Celebrate the Lord's Supper
This can work anytime, but I find it most meaningful during the seasons of Easter and Christmas. Celebrating the Lord's Supper in small groups has been done since the beginning of the church (Acts 2:46). Therefore, it would be natural for a small group to do this today. Apart from sharing the two emblems of the Lord's Supper, there are several things you can do to make it more meaningful.
- Teach about the Lord's Supper using Scripture.
- Incorporate music before or after.
- Explore the symbols of Passover.
- Share Jesus' impact in your life.
- Write sins on strips of paper and then shred or burn before celebrating the Lord's Supper.
- Spend time praying for one another's personal needs and concerns.
Introduce singing as part of your meeting, even if you don't do it at every meeting. Sing together periodically or on special occasions, and use special songs fit for the occasion. It can be a really great experience for your group.
Bring your iPod or a worship CD to your group meeting, choosing songs that are familiar to your group members, and make copies of the lyrics for everybody. Consider songs sung during weekend services or songs from Christian radio. You don't need to be a professional singer or worship leader to do this. God is not concerned about how perfect your singing voice is.

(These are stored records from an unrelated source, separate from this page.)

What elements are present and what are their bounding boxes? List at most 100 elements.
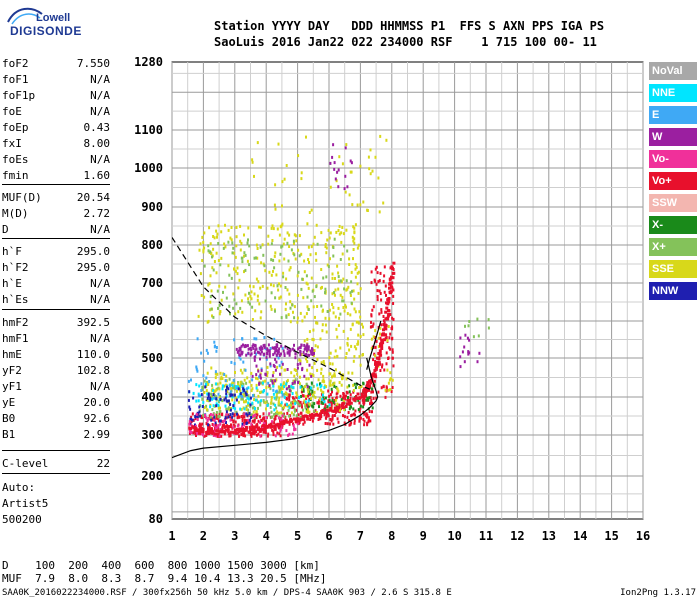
echo-point bbox=[217, 224, 220, 228]
echo-point bbox=[248, 244, 251, 248]
echo-point bbox=[190, 415, 193, 419]
echo-point bbox=[315, 258, 318, 262]
echo-point bbox=[337, 323, 340, 327]
echo-point bbox=[354, 275, 357, 279]
echo-point bbox=[205, 348, 208, 352]
echo-point bbox=[373, 278, 376, 282]
echo-point bbox=[342, 329, 345, 333]
echo-point bbox=[280, 366, 283, 370]
echo-point bbox=[346, 337, 349, 341]
echo-point bbox=[208, 380, 211, 383]
echo-point bbox=[389, 388, 392, 391]
echo-point bbox=[362, 333, 365, 337]
echo-point bbox=[300, 353, 303, 356]
echo-point bbox=[358, 386, 361, 389]
echo-point bbox=[255, 364, 258, 368]
echo-point bbox=[370, 320, 372, 324]
echo-point bbox=[303, 259, 306, 263]
echo-point bbox=[372, 335, 375, 339]
trace-point bbox=[388, 281, 392, 285]
echo-point bbox=[289, 348, 292, 352]
echo-point bbox=[255, 386, 258, 390]
echo-point bbox=[345, 377, 348, 381]
echo-point bbox=[259, 245, 262, 249]
echo-point bbox=[300, 403, 303, 407]
echo-point bbox=[225, 399, 228, 403]
param-row: h`E N/A bbox=[2, 277, 110, 291]
echo-point bbox=[283, 354, 286, 357]
param-value: 295.0 bbox=[76, 245, 110, 258]
note-artist: Artist5 bbox=[2, 497, 49, 510]
echo-point bbox=[311, 419, 314, 423]
logo-text-lowell: Lowell bbox=[36, 12, 71, 24]
y-tick-label: 800 bbox=[141, 238, 163, 252]
echo-point bbox=[295, 408, 298, 412]
echo-point bbox=[288, 233, 291, 237]
echo-point bbox=[256, 247, 259, 250]
param-row: foEs N/A bbox=[2, 153, 110, 167]
echo-point bbox=[209, 413, 212, 416]
echo-point bbox=[243, 251, 246, 255]
trace-point bbox=[360, 393, 364, 397]
echo-point bbox=[307, 404, 310, 408]
echo-point bbox=[293, 343, 295, 347]
echo-point bbox=[206, 392, 209, 396]
echo-point bbox=[241, 371, 244, 375]
echo-point bbox=[243, 378, 246, 382]
echo-point bbox=[354, 413, 356, 417]
echo-point bbox=[333, 355, 336, 359]
trace-point bbox=[377, 357, 381, 361]
echo-point bbox=[274, 427, 277, 431]
echo-point bbox=[205, 389, 208, 393]
echo-point bbox=[306, 305, 309, 309]
trace-point bbox=[389, 266, 393, 270]
echo-point bbox=[272, 363, 275, 367]
echo-point bbox=[327, 389, 330, 393]
echo-point bbox=[313, 409, 316, 413]
echo-point bbox=[229, 418, 232, 422]
echo-point bbox=[336, 387, 339, 391]
echo-point bbox=[285, 382, 288, 386]
echo-point bbox=[267, 349, 270, 353]
echo-point bbox=[210, 392, 213, 396]
echo-point bbox=[240, 299, 243, 303]
echo-point bbox=[233, 393, 236, 397]
echo-point bbox=[278, 386, 281, 390]
echo-point bbox=[370, 270, 373, 274]
echo-point bbox=[264, 420, 267, 424]
echo-point bbox=[287, 433, 290, 437]
echo-point bbox=[468, 351, 471, 355]
echo-point bbox=[339, 346, 342, 350]
echo-point bbox=[332, 374, 335, 378]
echo-point bbox=[242, 414, 245, 418]
echo-point bbox=[307, 353, 310, 357]
echo-point bbox=[356, 246, 359, 250]
echo-point bbox=[333, 372, 336, 376]
echo-point bbox=[208, 425, 211, 429]
x-tick-label: 14 bbox=[573, 529, 587, 543]
echo-point bbox=[239, 224, 242, 228]
trace-point bbox=[384, 327, 388, 331]
echo-point bbox=[192, 418, 195, 422]
echo-point bbox=[234, 255, 237, 259]
echo-point bbox=[461, 350, 464, 354]
echo-point bbox=[368, 396, 371, 400]
echo-point bbox=[296, 274, 299, 278]
trace-point bbox=[378, 362, 381, 366]
echo-point bbox=[224, 285, 227, 289]
echo-point bbox=[260, 261, 263, 265]
echo-point bbox=[257, 369, 260, 373]
trace-point bbox=[344, 405, 348, 408]
echo-point bbox=[217, 419, 220, 423]
trace-point bbox=[379, 353, 383, 357]
trace-point bbox=[336, 405, 340, 409]
echo-point bbox=[312, 305, 315, 309]
echo-point bbox=[468, 320, 471, 323]
echo-point bbox=[235, 396, 238, 400]
echo-point bbox=[329, 231, 332, 235]
echo-point bbox=[219, 263, 222, 267]
echo-point bbox=[258, 346, 261, 350]
echo-point bbox=[353, 237, 356, 241]
echo-point bbox=[260, 419, 263, 423]
echo-point bbox=[324, 396, 327, 400]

For more worship songs to use with your group, see the collection at SmallGroups.com, which includes both audio and video files.
Let Someone Else Lead
Let someone else in the group facilitate the lesson. You can make this a great experience that brings freshness to the group by asking someone who participates well in the group's discussion—sharing helpful, constructive, and thoughtful comments without cutting others down or preaching from a soapbox. Keep the agenda the same, but allow the guest leader to design the lesson and lead the discussion. Who knows? You might find a future leader through this process.
Remember that all small groups need a little shake up once in a while. Incorporating simple adjustments from time to time can help you group members grow spiritually and in their relationships with one another. Shake up your group this week. You'll see increased participation, excitement, and energy.
—Mark Ingmire is the Small Groups and Adult Education Pastor at Savannah Christian Church in Savannah, Georgia; copyright 2013 by Christianity Today.
- When was the last time you tried to shake things up in your small group? What did you do? What was the result?
- What are signs that your small group might be in a rut?
- What activities energize you that might also energize your small group?